Ela fala polonês, mas nunca nos ensinou. Entendemos apenas umas expressões que resmunga quando fica brava. Sempre achamos que fossem palavrões, até descobrirmos que ela jamais falaria algo proibido, apenas pedia a benção divina para os desobedientes.
Ela não é um exemplo de candura e muitas vezes acho que é um exemplo de como não se deve ser. É extremista, pudica, preconceituosa, rude e teimosa. E o maior dos seus defeitos e o que mais me maltrata é que ela é meu espelho. A imagem é distorcida, é claro, afinal, entre o meu nascimento e o dela se passaram 60 anos. Este reflexo é pior em muitos aspectos e melhor noutros poucos.

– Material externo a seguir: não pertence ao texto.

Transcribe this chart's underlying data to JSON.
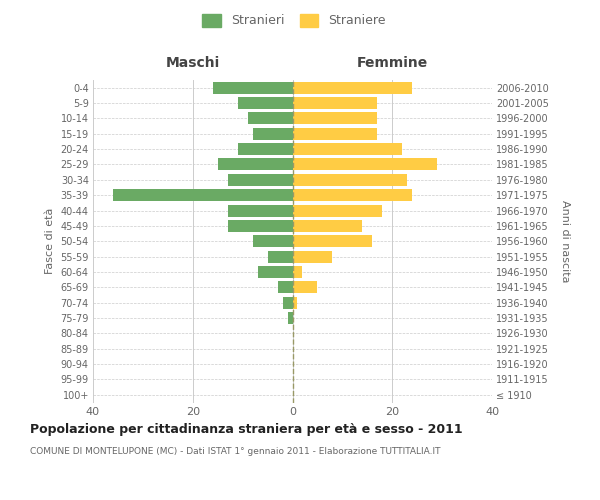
{
  "age_groups": [
    "100+",
    "95-99",
    "90-94",
    "85-89",
    "80-84",
    "75-79",
    "70-74",
    "65-69",
    "60-64",
    "55-59",
    "50-54",
    "45-49",
    "40-44",
    "35-39",
    "30-34",
    "25-29",
    "20-24",
    "15-19",
    "10-14",
    "5-9",
    "0-4"
  ],
  "birth_years": [
    "≤ 1910",
    "1911-1915",
    "1916-1920",
    "1921-1925",
    "1926-1930",
    "1931-1935",
    "1936-1940",
    "1941-1945",
    "1946-1950",
    "1951-1955",
    "1956-1960",
    "1961-1965",
    "1966-1970",
    "1971-1975",
    "1976-1980",
    "1981-1985",
    "1986-1990",
    "1991-1995",
    "1996-2000",
    "2001-2005",
    "2006-2010"
  ],
  "maschi": [
    0,
    0,
    0,
    0,
    0,
    1,
    2,
    3,
    7,
    5,
    8,
    13,
    13,
    36,
    13,
    15,
    11,
    8,
    9,
    11,
    16
  ],
  "femmine": [
    0,
    0,
    0,
    0,
    0,
    0,
    1,
    5,
    2,
    8,
    16,
    14,
    18,
    24,
    23,
    29,
    22,
    17,
    17,
    17,
    24
  ],
  "male_color": "#6aaa64",
  "female_color": "#ffcc44",
  "title": "Popolazione per cittadinanza straniera per età e sesso - 2011",
  "subtitle": "COMUNE DI MONTELUPONE (MC) - Dati ISTAT 1° gennaio 2011 - Elaborazione TUTTITALIA.IT",
  "label_maschi": "Maschi",
  "label_femmine": "Femmine",
  "ylabel_left": "Fasce di età",
  "ylabel_right": "Anni di nascita",
  "legend_male": "Stranieri",
  "legend_female": "Straniere",
  "xlim": 40,
  "background_color": "#ffffff",
  "grid_color": "#cccccc",
  "label_color": "#666666",
  "center_line_color": "#999966"
}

Seu nome é Maria e ela é Marias. É a Maria de Elis Regina, “é o som, é a dor, é o suor, é dose mais forte, lenta, de uma gente que ri quando deve chorar e não vive, apenas agüenta”. De vez quando parece Maria Bonita de Lampião, com garra e coragem para enfrentar qualquer desafio, qualquer sertão. É também a Maria Mãe de Jesus, que sofre pelos seus filhos e para cada cruz que cada um deles carrega, ela leva outras três, rezando terços e assistindo a missas ao longo do seu calvário.
E dentre tantas outras Marias que ainda não foram citadas e que estão dentro dela, tem a Maria de Chico Buarque, aquela Maria sobre a qual não queremos falar, mas às vezes é inevitável. Aquela Maria que lembra mar, que lembra um assobio, que lembra um sofrimento, que ela não merecia.

Tenho medo de ficar com ela e tenho medo de não ser como ela. Dona de uma força que é só sua, mas ao mesmo tempo dona de uma resignação que não lhe permite sonhar.
Talvez eu também, depois de toda uma vida, desaprenda a sorrir. Se aos 23 anos acho que se parar para pensar sobre tudo o que há de errado eu deixarei de sonhar, quem dirá quando eu tiver a idade dela e tenha tempo apenas para pensar, já que o corpo não obedece mais e nem mesmo a mais simples atividade pode ser feita sem o auxílio de alguém.

Hoje ela voltou a sorrir, ou talvez esteja sorrindo pela primeira vez. Não há ninguém que tenha estado ao lado dela sua vida toda para contar com certeza. Uma pena que tenha aprendido a gargalhar quando deixou de ser velha e voltou a ser criança. Tudo isso aos 82 anos, no enterro da filha 30 anos mais nova que ela, quando a tristeza foi tanta que a razão não resistiu.

Saudades,

Helena, um tanto melancólica, um tanto Carolina...

segunda-feira, 18 de fevereiro de 2008

Eu que não fumo QUERIA um cigarro

“Você tem exatamente, três mil horas pra parar de me beijar
Meu bem, você tem tudo, tudo pra me conquistar.
Você tem apenas um segundo, um segundo pra aprender a me amar.
Você tem a vida inteira, baby, a vida inteira pra me devorar”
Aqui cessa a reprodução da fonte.